After a calibration exercise among the author team, two authors independently assessed studies for inclusion, extracted data and assessed risk of bias. We conducted data extraction, risk of bias assessment and evidence synthesis only for main studies; we mapped supporting studies with regard to the types of intervention and setting. To assess risk of bias, we used the Graphic Appraisal Tool for Epidemiological studies (GATE) for correlation studies, as modified and employed by the Centre for Public Health Excellence at the UK National Institute for Health and Care Excellence (NICE). For each intervention category, i.e. those targeting industrial, residential, vehicular and multiple sources, we synthesized evidence narratively, as well as graphically using harvest plots.

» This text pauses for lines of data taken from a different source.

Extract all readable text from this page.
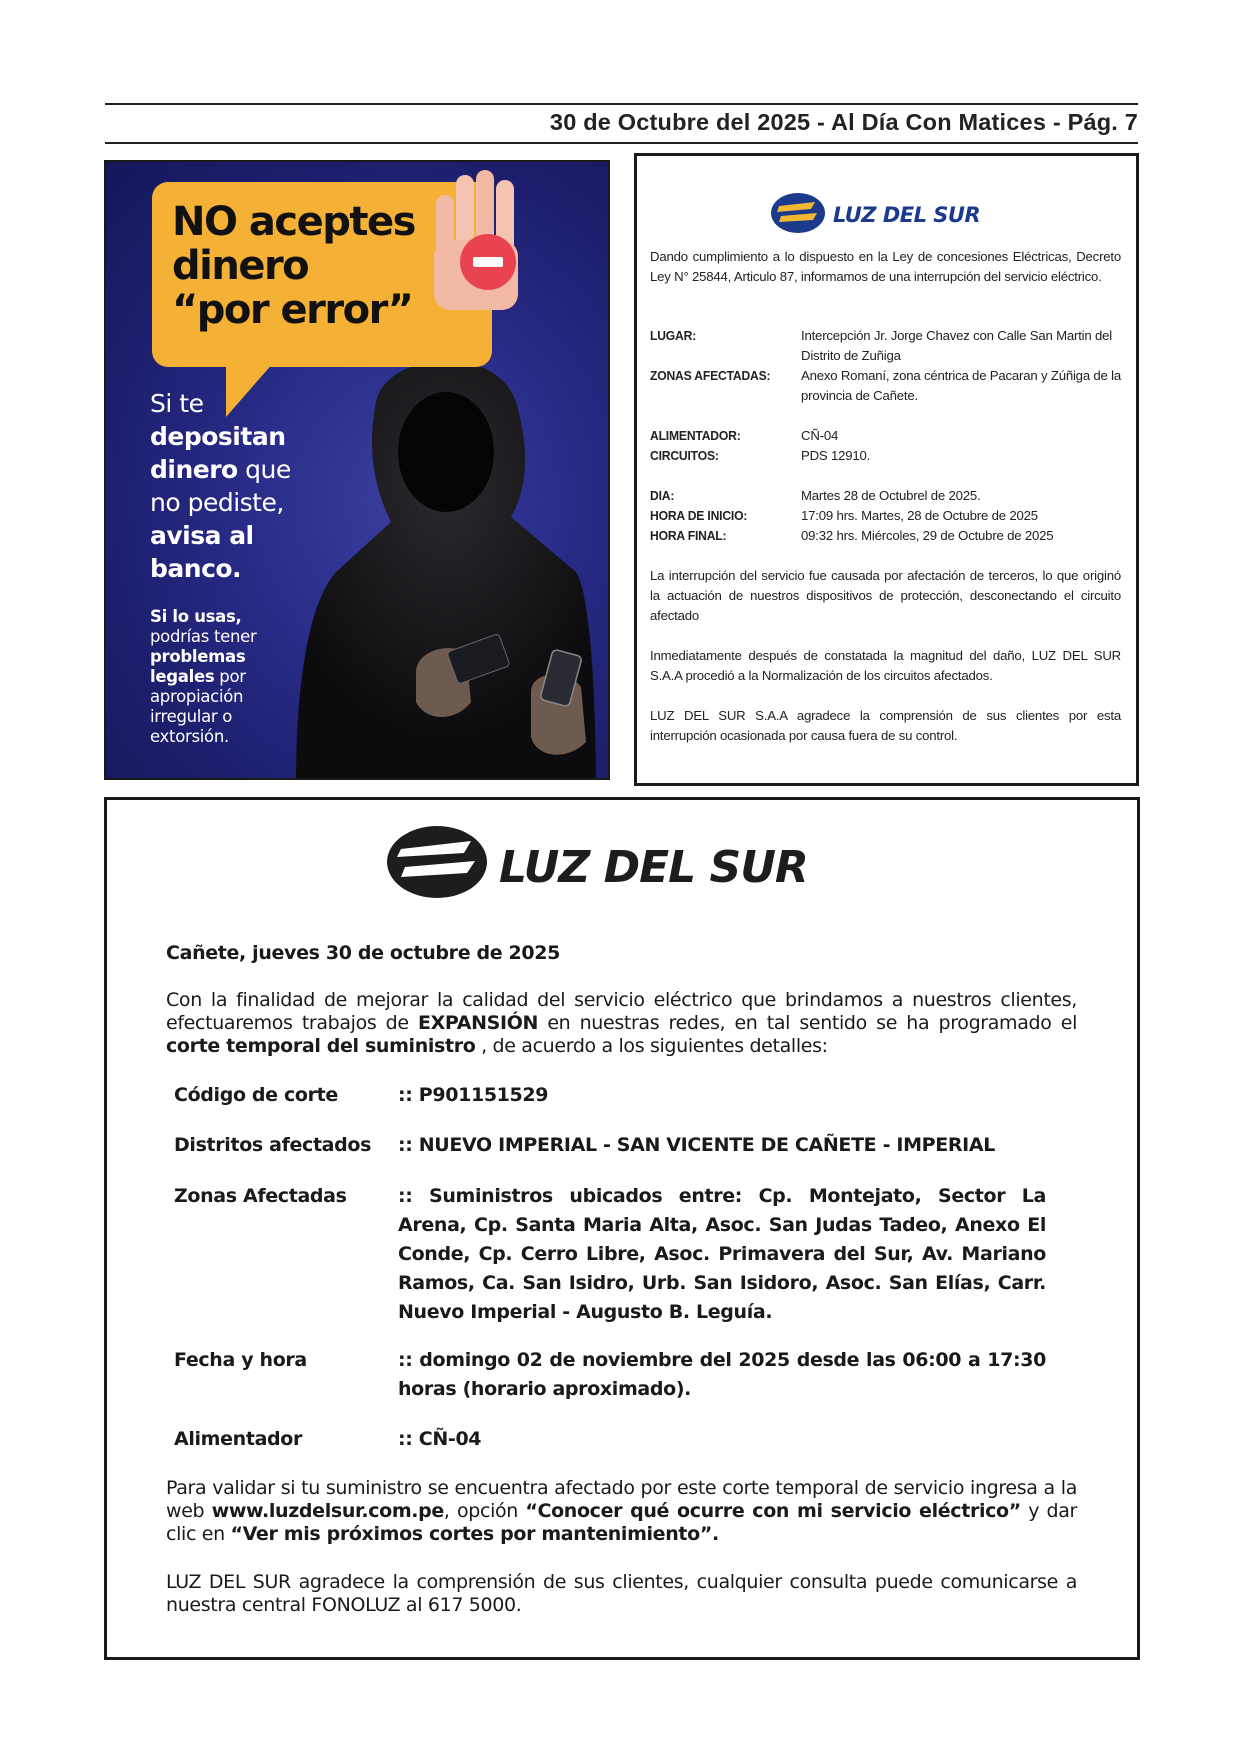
30 de Octubre del 2025 - Al Día Con Matices - Pág. 7
NO aceptes
dinero
“por error”
Si te
depositan
dinero que
no pediste,
avisa al
banco.
Si lo usas,
podrías tener
problemas
legales por
apropiación
irregular o
extorsión.
LUZ DEL SUR
Dando cumplimiento a lo dispuesto en la Ley de concesiones Eléctricas, Decreto Ley N° 25844, Articulo 87, informamos de una interrupción del servicio eléctrico.
LUGAR:	Intercepción Jr. Jorge Chavez con Calle San Martin del Distrito de Zuñiga
ZONAS AFECTADAS: Anexo Romaní, zona céntrica de Pacaran y Zúñiga de la provincia de Cañete.
ALIMENTADOR:	CÑ-04
CIRCUITOS:	PDS 12910.
DIA:	Martes 28 de Octubrel de 2025.
HORA DE INICIO:	17:09 hrs. Martes, 28 de Octubre de 2025
HORA FINAL:	09:32 hrs. Miércoles, 29 de Octubre de 2025
La interrupción del servicio fue causada por afectación de terceros, lo que originó la actuación de nuestros dispositivos de protección, desconectando el circuito afectado
Inmediatamente después de constatada la magnitud del daño, LUZ DEL SUR S.A.A procedió a la Normalización de los circuitos afectados.
LUZ DEL SUR S.A.A agradece la comprensión de sus clientes por esta interrupción ocasionada por causa fuera de su control.
LUZ DEL SUR
Cañete, jueves 30 de octubre de 2025
Con la finalidad de mejorar la calidad del servicio eléctrico que brindamos a nuestros clientes, efectuaremos trabajos de EXPANSIÓN en nuestras redes, en tal sentido se ha programado el corte temporal del suministro , de acuerdo a los siguientes detalles:
Código de corte	:: P901151529
Distritos afectados :: NUEVO IMPERIAL - SAN VICENTE DE CAÑETE - IMPERIAL
Zonas Afectadas	:: Suministros ubicados entre: Cp. Montejato, Sector La Arena, Cp. Santa Maria Alta, Asoc. San Judas Tadeo, Anexo El Conde, Cp. Cerro Libre, Asoc. Primavera del Sur, Av. Mariano Ramos, Ca. San Isidro, Urb. San Isidoro, Asoc. San Elías, Carr. Nuevo Imperial - Augusto B. Leguía.
Fecha y hora	:: domingo 02 de noviembre del 2025 desde las 06:00 a 17:30 horas (horario aproximado).
Alimentador	:: CÑ-04
Para validar si tu suministro se encuentra afectado por este corte temporal de servicio ingresa a la web www.luzdelsur.com.pe, opción “Conocer qué ocurre con mi servicio eléctrico” y dar clic en “Ver mis próximos cortes por mantenimiento”.
LUZ DEL SUR agradece la comprensión de sus clientes, cualquier consulta puede comunicarse a nuestra central FONOLUZ al 617 5000.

We included 42 main studies assessing 38 unique interventions. These were heterogeneous with respect to setting; interventions were implemented in countries across the world, but most (79%) were implemented in HICs, with the remaining scattered across LMICs. Most interventions (76%) were implemented in urban or community settings.

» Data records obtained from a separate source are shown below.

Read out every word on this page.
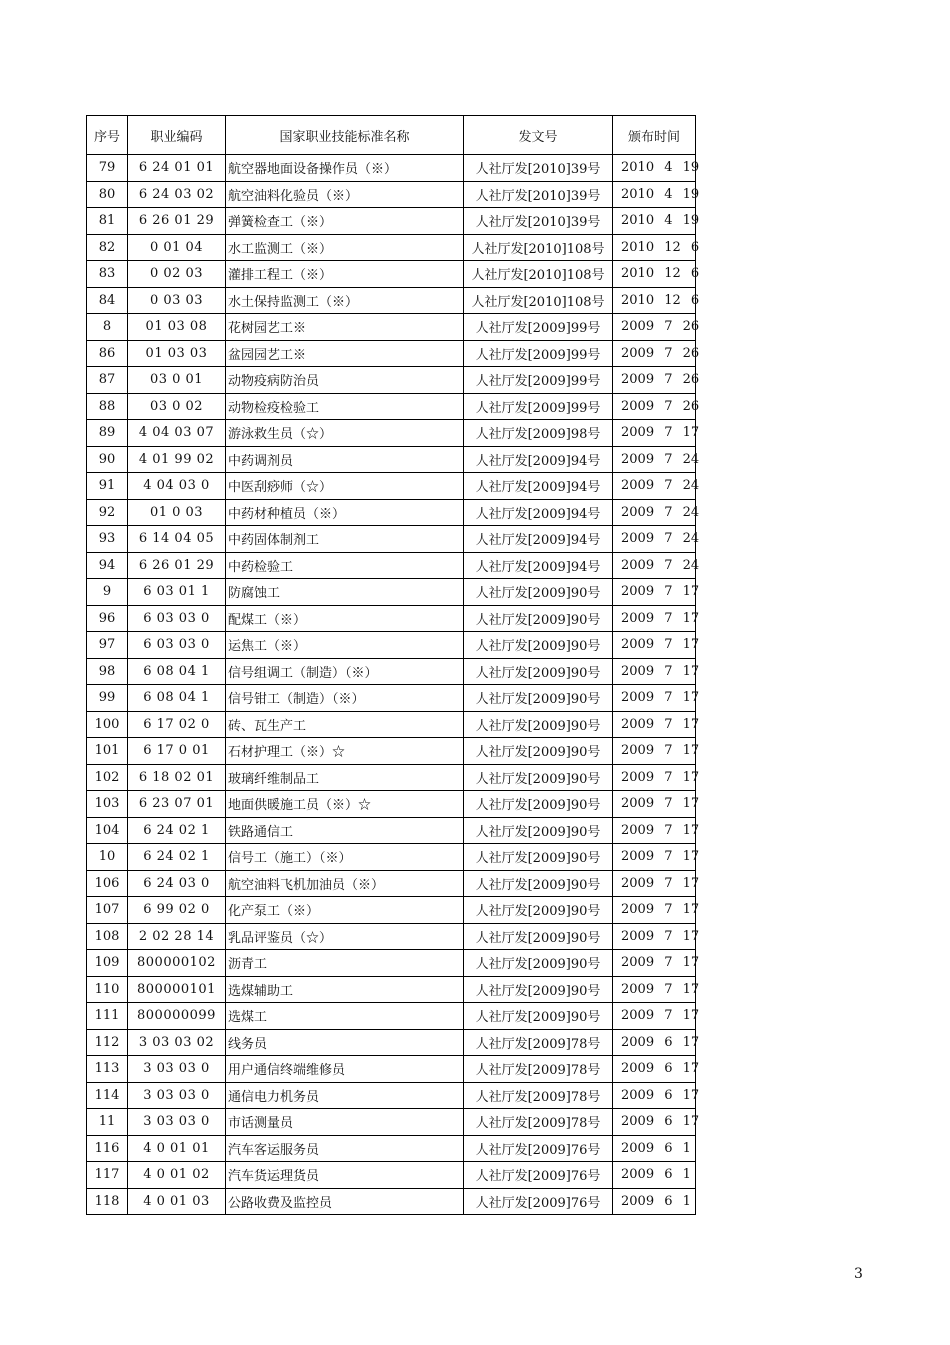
序号	职业编码	国家职业技能标准名称	发文号	颁布时间
79	6 24 01 01	航空器地面设备操作员（※）	人社厅发[2010]39号	2010 4 19
80	6 24 03 02	航空油料化验员（※）	人社厅发[2010]39号	2010 4 19
81	6 26 01 29	弹簧检查工（※）	人社厅发[2010]39号	2010 4 19
82	0 01 04	水工监测工（※）	人社厅发[2010]108号	2010 12 6
83	0 02 03	灌排工程工（※）	人社厅发[2010]108号	2010 12 6
84	0 03 03	水土保持监测工（※）	人社厅发[2010]108号	2010 12 6
8	01 03 08	花树园艺工※	人社厅发[2009]99号	2009 7 26
86	01 03 03	盆园园艺工※	人社厅发[2009]99号	2009 7 26
87	03 0 01	动物疫病防治员	人社厅发[2009]99号	2009 7 26
88	03 0 02	动物检疫检验工	人社厅发[2009]99号	2009 7 26
89	4 04 03 07	游泳救生员（☆）	人社厅发[2009]98号	2009 7 17
90	4 01 99 02	中药调剂员	人社厅发[2009]94号	2009 7 24
91	4 04 03 0	中医刮痧师（☆）	人社厅发[2009]94号	2009 7 24
92	01 0 03	中药材种植员（※）	人社厅发[2009]94号	2009 7 24
93	6 14 04 05	中药固体制剂工	人社厅发[2009]94号	2009 7 24
94	6 26 01 29	中药检验工	人社厅发[2009]94号	2009 7 24
9	6 03 01 1	防腐蚀工	人社厅发[2009]90号	2009 7 17
96	6 03 03 0	配煤工（※）	人社厅发[2009]90号	2009 7 17
97	6 03 03 0	运焦工（※）	人社厅发[2009]90号	2009 7 17
98	6 08 04 1	信号组调工（制造）（※）	人社厅发[2009]90号	2009 7 17
99	6 08 04 1	信号钳工（制造）（※）	人社厅发[2009]90号	2009 7 17
100	6 17 02 0	砖、瓦生产工	人社厅发[2009]90号	2009 7 17
101	6 17 0 01	石材护理工（※）☆	人社厅发[2009]90号	2009 7 17
102	6 18 02 01	玻璃纤维制品工	人社厅发[2009]90号	2009 7 17
103	6 23 07 01	地面供暖施工员（※）☆	人社厅发[2009]90号	2009 7 17
104	6 24 02 1	铁路通信工	人社厅发[2009]90号	2009 7 17
10	6 24 02 1	信号工（施工）（※）	人社厅发[2009]90号	2009 7 17
106	6 24 03 0	航空油料飞机加油员（※）	人社厅发[2009]90号	2009 7 17
107	6 99 02 0	化产泵工（※）	人社厅发[2009]90号	2009 7 17
108	2 02 28 14	乳品评鉴员（☆）	人社厅发[2009]90号	2009 7 17
109	800000102	沥青工	人社厅发[2009]90号	2009 7 17
110	800000101	选煤辅助工	人社厅发[2009]90号	2009 7 17
111	800000099	选煤工	人社厅发[2009]90号	2009 7 17
112	3 03 03 02	线务员	人社厅发[2009]78号	2009 6 17
113	3 03 03 0	用户通信终端维修员	人社厅发[2009]78号	2009 6 17
114	3 03 03 0	通信电力机务员	人社厅发[2009]78号	2009 6 17
11	3 03 03 0	市话测量员	人社厅发[2009]78号	2009 6 17
116	4 0 01 01	汽车客运服务员	人社厅发[2009]76号	2009 6 1
117	4 0 01 02	汽车货运理货员	人社厅发[2009]76号	2009 6 1
118	4 0 01 03	公路收费及监控员	人社厅发[2009]76号	2009 6 1
3
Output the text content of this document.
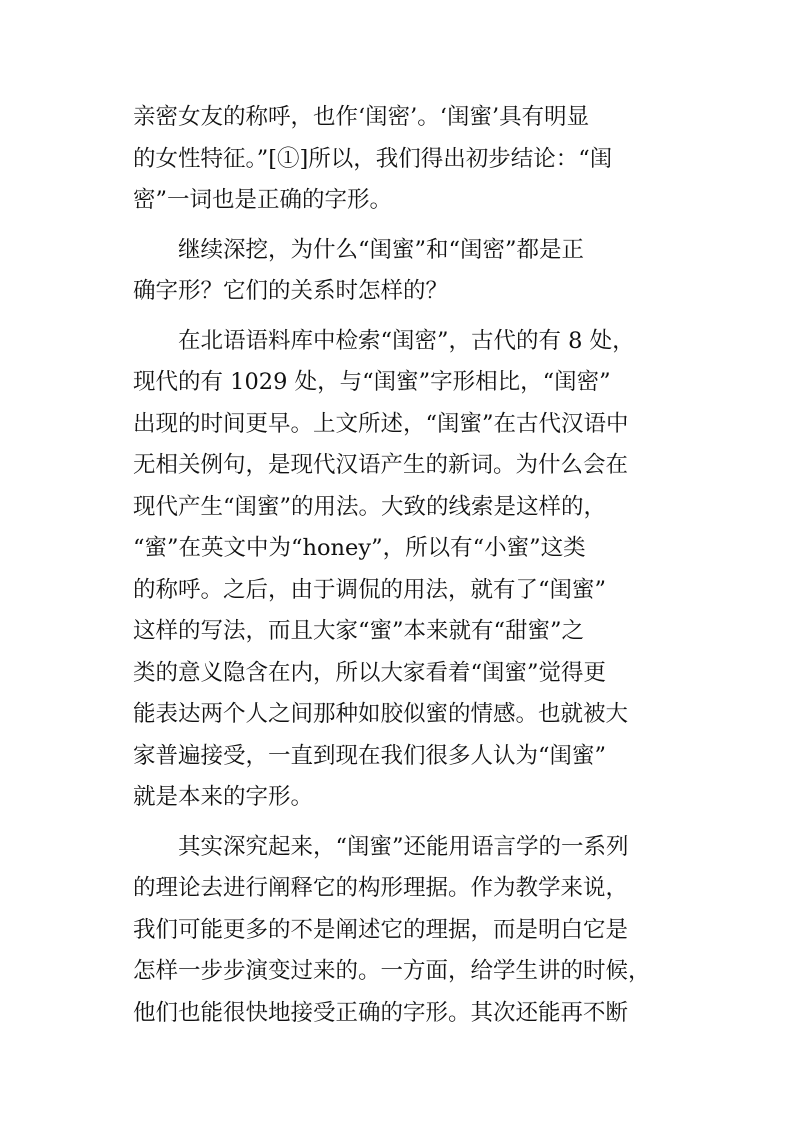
亲密女友的称呼，也作‘闺密’。‘闺蜜’具有明显
的女性特征。”[①]所以，我们得出初步结论：“闺
密”一词也是正确的字形。
　　继续深挖，为什么“闺蜜”和“闺密”都是正
确字形？它们的关系时怎样的？
　　在北语语料库中检索“闺密”，古代的有 8 处，
现代的有 1029 处，与“闺蜜”字形相比，“闺密”
出现的时间更早。上文所述，“闺蜜”在古代汉语中
无相关例句，是现代汉语产生的新词。为什么会在
现代产生“闺蜜”的用法。大致的线索是这样的，
“蜜”在英文中为“honey”，所以有“小蜜”这类
的称呼。之后，由于调侃的用法，就有了“闺蜜”
这样的写法，而且大家“蜜”本来就有“甜蜜”之
类的意义隐含在内，所以大家看着“闺蜜”觉得更
能表达两个人之间那种如胶似蜜的情感。也就被大
家普遍接受，一直到现在我们很多人认为“闺蜜”
就是本来的字形。
　　其实深究起来，“闺蜜”还能用语言学的一系列
的理论去进行阐释它的构形理据。作为教学来说，
我们可能更多的不是阐述它的理据，而是明白它是
怎样一步步演变过来的。一方面，给学生讲的时候，
他们也能很快地接受正确的字形。其次还能再不断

We identified a heterogeneous mix of interventions, including those aiming to address industrial (n = 5), residential (n = 7), vehicular (n = 22), and multiple sources (n = 4). Some specific interventions, such as low emission zones and stove exchanges, were assessed by several studies, whereas others, such as a wood burning ban, were only assessed by a single study.
Most studies assessing health and air quality outcomes used routine monitoring data. Studies assessing health outcomes mostly investigated effects in the general population, while few studies assessed specific subgroups such as infants, children and the elderly. No identified studies assessed unintended or adverse effects.
The judgements regarding the risk of bias of studies were mixed. Regarding health outcomes, we appraised eight studies (47%) as having no substantial risk of bias concerns, five studies (29%) as having some risk of bias concerns, and four studies (24%) as having serious risk of bias concerns. Regarding air quality outcomes, we judged 11 studies (31%) as having no substantial risk of bias concerns, 16 studies (46%) as having some risk of bias concerns, and eight studies (23%) as having serious risk of bias concerns.
The evidence base, comprising non-randomized studies only, was of low or very low certainty for all intervention categories and primary outcomes. The narrative and graphical synthesis showed that evidence for effectiveness was mixed across the four intervention categories. For interventions targeting industrial, residential and multiple sources, a similar pattern emerged for both health and air quality outcomes, with essentially all studies observing either no clear association in either direction or a significant association favouring the intervention. The evidence base for interventions targeting vehicular sources was more heterogeneous, as a small number of studies did observe a significant association favouring the control. Overall, however, the evidence suggests that the assessed interventions do not worsen air quality or health.